Downsizing gets a bad name these days, but when Diana Krall reduced the big stage at the Strathmore Music Center in North Bethesda, MD., to the intimate scale of a smoky piano bar, nobody in the sold-out crowd was complaining. Handsomely attired in a simple black suit and silver slippers, the golden-maned singer made it clear why she's been one of the jazz world's most popular performers for three decades now. The Great American Songbook was never in better hands.

Kicking things off with the Lerner & Loewe standard, "Almost Like Being in Love," renowned double bassist John Clayton, who's known Krall since the very beginning of her career, set a deep groove for the tune's melody line. Krall's throaty vocals meandered through the lyric and then joined Clayton on the piano, swinging the tune. The dynamic duo traded fours, a format they'd repeat throughout the evening, playfully punching and counter-punching through the classic chart.

Love remained in the air for a languid discourse on the {Harold Arlen} standard "Let's Fall in Love," arranged by Clayton and sung by Krall to another bass solo, this time punctuated by staccato figures on the keyboard. Krall stomped around the melody until winding up back at the lyric and a smoothly bowed bass coda. Following the tune, Clayton gave Krall a breather as he recounted the singer's journey from jazz camp kid discovered by drummer Jeff Hamilton to her first album, produced in LA by Hamilton and Clayton, his friend and colleague.

After the narrative came the Cole Porter chestnut, "I've Got You Under My Skin," with more of the same call and response between the two musicians. From there, the combo swung the Frank Sinatra staple "All of Me," with Krall pushing a barrelhouse piano, paying homage to Ella Fitzgerald and Billie Holiday with her song styling. {Nat "King" Cole} got the next tip of the cap in Krall's haunting rendition of "You Call It Madness (But I Call It Love)," a sweet piano intro and moody bass bowing solo complementing the torch song's lyric.

You can't open up the Songbook without tripping over Jimmy Van Heusen and Sammy Cahn. Krall and Clayton did the songwriters justice with their bluesy version of "Come Dance With Me," Krall's big muscular chords racing Clayton to the end of a stanza. Things got poignant yet again on "I've Grown Accustomed to Her Face," which Krall began fleetingly, her vocal dropping down almost to a whisper. Next up, "All or Nothing At All" once began with an impressive solo bass accompaniment on the swinging standard.

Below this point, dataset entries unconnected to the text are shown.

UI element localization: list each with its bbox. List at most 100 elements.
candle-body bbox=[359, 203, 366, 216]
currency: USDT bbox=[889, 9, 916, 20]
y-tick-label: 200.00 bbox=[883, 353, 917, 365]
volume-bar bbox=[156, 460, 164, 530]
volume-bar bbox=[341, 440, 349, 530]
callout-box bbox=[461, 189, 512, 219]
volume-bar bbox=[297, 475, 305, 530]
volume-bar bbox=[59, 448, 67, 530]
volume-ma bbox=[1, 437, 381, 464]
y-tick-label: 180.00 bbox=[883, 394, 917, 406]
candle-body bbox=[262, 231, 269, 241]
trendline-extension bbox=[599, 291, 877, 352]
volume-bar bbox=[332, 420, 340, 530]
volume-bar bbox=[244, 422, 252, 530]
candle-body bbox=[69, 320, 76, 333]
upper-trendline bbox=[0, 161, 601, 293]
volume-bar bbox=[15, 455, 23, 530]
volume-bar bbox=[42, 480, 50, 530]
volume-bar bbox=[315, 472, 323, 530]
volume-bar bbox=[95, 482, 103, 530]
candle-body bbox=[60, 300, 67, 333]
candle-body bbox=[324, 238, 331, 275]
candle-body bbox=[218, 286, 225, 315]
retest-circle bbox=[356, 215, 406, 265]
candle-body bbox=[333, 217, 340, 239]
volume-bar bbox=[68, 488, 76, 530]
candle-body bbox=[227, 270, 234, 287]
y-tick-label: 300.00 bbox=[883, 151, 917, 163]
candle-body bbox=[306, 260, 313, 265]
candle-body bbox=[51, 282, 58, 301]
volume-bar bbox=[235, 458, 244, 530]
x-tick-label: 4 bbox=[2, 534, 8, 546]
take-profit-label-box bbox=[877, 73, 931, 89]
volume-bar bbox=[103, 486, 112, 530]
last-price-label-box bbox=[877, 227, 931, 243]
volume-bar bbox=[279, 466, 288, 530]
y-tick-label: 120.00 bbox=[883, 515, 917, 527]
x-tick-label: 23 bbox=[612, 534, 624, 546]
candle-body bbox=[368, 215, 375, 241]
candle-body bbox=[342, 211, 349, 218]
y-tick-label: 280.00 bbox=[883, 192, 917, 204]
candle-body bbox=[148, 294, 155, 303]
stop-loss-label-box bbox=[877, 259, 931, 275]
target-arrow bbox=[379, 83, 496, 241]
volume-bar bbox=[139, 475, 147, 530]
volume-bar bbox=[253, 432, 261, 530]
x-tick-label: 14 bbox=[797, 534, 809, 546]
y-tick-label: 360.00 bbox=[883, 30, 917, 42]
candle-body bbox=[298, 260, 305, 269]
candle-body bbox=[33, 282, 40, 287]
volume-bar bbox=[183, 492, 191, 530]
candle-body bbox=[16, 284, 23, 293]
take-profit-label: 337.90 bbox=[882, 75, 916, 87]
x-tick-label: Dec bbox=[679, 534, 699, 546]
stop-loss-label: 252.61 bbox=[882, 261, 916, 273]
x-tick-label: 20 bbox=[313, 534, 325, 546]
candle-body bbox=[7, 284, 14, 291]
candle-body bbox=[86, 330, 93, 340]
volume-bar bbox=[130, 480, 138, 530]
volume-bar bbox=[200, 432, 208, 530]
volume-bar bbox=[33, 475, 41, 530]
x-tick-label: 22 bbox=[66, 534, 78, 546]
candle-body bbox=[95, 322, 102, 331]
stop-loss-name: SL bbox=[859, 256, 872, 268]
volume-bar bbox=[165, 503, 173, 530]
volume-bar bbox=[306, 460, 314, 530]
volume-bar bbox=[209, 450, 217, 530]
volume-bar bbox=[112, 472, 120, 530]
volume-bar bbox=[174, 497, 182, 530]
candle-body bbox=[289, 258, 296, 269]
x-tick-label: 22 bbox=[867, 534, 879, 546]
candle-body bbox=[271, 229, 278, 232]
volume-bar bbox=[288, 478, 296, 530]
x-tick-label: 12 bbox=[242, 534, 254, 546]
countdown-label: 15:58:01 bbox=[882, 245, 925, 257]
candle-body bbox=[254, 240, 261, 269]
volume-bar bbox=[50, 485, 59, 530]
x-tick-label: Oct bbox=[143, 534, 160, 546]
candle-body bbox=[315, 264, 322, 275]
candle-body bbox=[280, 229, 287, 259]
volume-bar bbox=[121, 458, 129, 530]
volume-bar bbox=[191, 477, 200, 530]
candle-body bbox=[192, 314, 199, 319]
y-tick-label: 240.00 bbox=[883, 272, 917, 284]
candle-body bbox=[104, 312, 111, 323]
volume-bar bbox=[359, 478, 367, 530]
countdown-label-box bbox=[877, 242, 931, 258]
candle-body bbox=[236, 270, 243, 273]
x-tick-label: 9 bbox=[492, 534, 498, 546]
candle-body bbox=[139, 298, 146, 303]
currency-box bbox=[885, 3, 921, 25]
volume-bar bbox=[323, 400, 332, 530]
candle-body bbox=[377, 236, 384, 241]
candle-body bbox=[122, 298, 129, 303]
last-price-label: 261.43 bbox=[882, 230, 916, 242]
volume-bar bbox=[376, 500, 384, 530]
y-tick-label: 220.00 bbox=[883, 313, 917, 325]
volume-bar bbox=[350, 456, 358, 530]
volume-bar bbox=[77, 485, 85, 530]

Krall proved her boogie woogie chops on the Fats Waller hit "I'm Gonna Sit Right Down and Write Myself a Letter," Clayton slapping the bass as the duo soloed up and down their instruments with aplomb. Quite a mood change, then, when they followed with the elegiac "Mrs Wonderly"—a Krall favorite—Clayton gliding his bow over his instrument to give the tune a string quartet feel. Things picked back up with "Just You, Just Me" as the artists took the cut time route to a swinging conclusion. "Fly Me to the Moon" and the Burt Bacharach—Hal David hit, "The Look Of Love," made for a welcome encore before the evening drew to a close.

Perhaps it was the lighting: the footlights and stand lights arranged around the piano like an old-fashioned photo shoot. Perhaps it was the crimson drape and smoky effects. Whatever the source, Krall and Clayton turned in a wonderful performance, celebrating all the great piano bars of years passed and present. Let's all make a point to get back to one and raise a toast to John Clayton and Diana Krall.